The company reported first quarter earnings of $1.24 per share on revenue of $5.99 billion. Analysts were expecting a loss of 28 cents per share on revenue of $6.1 billion. Shares were rising 7.6% to $859.07 on Thursday morning.

"Tesla's Q1 results gave us insight into the ongoing rapid fundamental progress of the business despite a number of macro and seasonal headwinds," Rob Maurer, host of the Tesla Daily podcast, told TheStreet.

"This beat was driven by Shanghai Model 3 gross margins that are already approaching Fremont levels, despite being at 1/4th the production rate."

Here's what Wall Street is saying about the quarter: 

Wedbush (Neutral, Price Target Raised From $425 to $600)

To this point, clearly Musk is very frustrated by the current stay-at-home order and voiced those opinions loud and clear on the conference call especially as its main artery in Fremont remains in shutdown mode. We believe hitting the original 500k+ unit delivery threshold for 2020 is a virtual impossibility as the Street is now starting to factor this into delivery estimates for the year (~400k likely new Street bogey in our opinion).

-Daniel Ives

Barclays (Underweight, Price Target Kept at $300)

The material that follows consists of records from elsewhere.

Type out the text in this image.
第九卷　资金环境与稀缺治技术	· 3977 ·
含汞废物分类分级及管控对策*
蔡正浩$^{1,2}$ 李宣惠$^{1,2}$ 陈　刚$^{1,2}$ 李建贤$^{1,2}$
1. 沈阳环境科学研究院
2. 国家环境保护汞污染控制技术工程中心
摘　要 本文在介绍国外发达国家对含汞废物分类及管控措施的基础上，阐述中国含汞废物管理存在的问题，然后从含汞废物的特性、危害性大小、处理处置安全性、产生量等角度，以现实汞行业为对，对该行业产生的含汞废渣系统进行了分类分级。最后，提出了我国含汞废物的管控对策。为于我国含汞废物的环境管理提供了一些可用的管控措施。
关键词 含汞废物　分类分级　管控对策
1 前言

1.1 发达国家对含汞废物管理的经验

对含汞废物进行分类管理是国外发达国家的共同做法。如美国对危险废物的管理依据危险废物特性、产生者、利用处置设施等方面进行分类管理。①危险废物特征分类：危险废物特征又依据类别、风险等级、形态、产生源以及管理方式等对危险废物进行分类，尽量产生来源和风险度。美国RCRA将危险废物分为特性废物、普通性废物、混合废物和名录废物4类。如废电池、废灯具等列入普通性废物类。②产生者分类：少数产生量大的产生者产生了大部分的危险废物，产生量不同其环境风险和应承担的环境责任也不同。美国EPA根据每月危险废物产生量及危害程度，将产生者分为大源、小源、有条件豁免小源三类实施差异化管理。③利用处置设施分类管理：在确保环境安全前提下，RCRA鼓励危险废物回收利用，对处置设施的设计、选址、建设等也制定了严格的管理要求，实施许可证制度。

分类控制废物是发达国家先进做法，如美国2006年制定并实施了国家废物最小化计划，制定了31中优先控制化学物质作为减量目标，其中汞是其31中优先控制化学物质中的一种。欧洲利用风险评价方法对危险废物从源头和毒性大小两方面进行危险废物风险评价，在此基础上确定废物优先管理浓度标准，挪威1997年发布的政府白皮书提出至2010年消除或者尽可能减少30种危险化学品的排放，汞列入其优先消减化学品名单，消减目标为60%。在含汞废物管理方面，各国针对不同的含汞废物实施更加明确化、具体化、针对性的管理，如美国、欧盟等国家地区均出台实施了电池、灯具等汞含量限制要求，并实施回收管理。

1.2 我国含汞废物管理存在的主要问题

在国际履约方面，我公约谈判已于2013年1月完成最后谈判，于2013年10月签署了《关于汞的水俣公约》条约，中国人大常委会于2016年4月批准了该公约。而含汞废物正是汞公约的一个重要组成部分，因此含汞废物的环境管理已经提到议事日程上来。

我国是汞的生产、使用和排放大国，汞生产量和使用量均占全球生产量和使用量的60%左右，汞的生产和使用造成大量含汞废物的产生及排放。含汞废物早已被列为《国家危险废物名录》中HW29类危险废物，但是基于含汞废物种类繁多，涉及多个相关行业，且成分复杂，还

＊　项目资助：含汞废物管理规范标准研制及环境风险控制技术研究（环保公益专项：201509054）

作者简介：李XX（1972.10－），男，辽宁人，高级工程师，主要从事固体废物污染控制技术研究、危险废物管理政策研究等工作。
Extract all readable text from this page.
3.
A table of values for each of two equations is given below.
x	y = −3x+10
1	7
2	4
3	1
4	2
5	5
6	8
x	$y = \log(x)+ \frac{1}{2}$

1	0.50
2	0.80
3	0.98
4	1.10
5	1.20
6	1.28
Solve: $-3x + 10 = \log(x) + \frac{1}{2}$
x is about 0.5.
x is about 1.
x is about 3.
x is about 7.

The bull narrative is that TSLA is unique amongst automakers. So with that backdrop in mind, we expected an earnings beat in a season where other OEMs are struggling. And while Tesla was a bit more guarded on 2Q and full-year than we expected (due to the lockdown at Fremont...), we still expect a fundraise shortly after the 10Q and then a bullish Battery Day later in May. 

-Brian Johnson

Morgan Stanley (Equal-Weight, Price Target Kept at $440)

The attractive parts of the long-term story remain intact. In our view, 1Q results don’t give long term fans any reason to seriously question or doubt their conviction. Most still believe that COVID-19 has a transitory impact on the company and that it should be delivering a far larger number of vehicles in 2021 than it did in 2019 (as much as 50% more).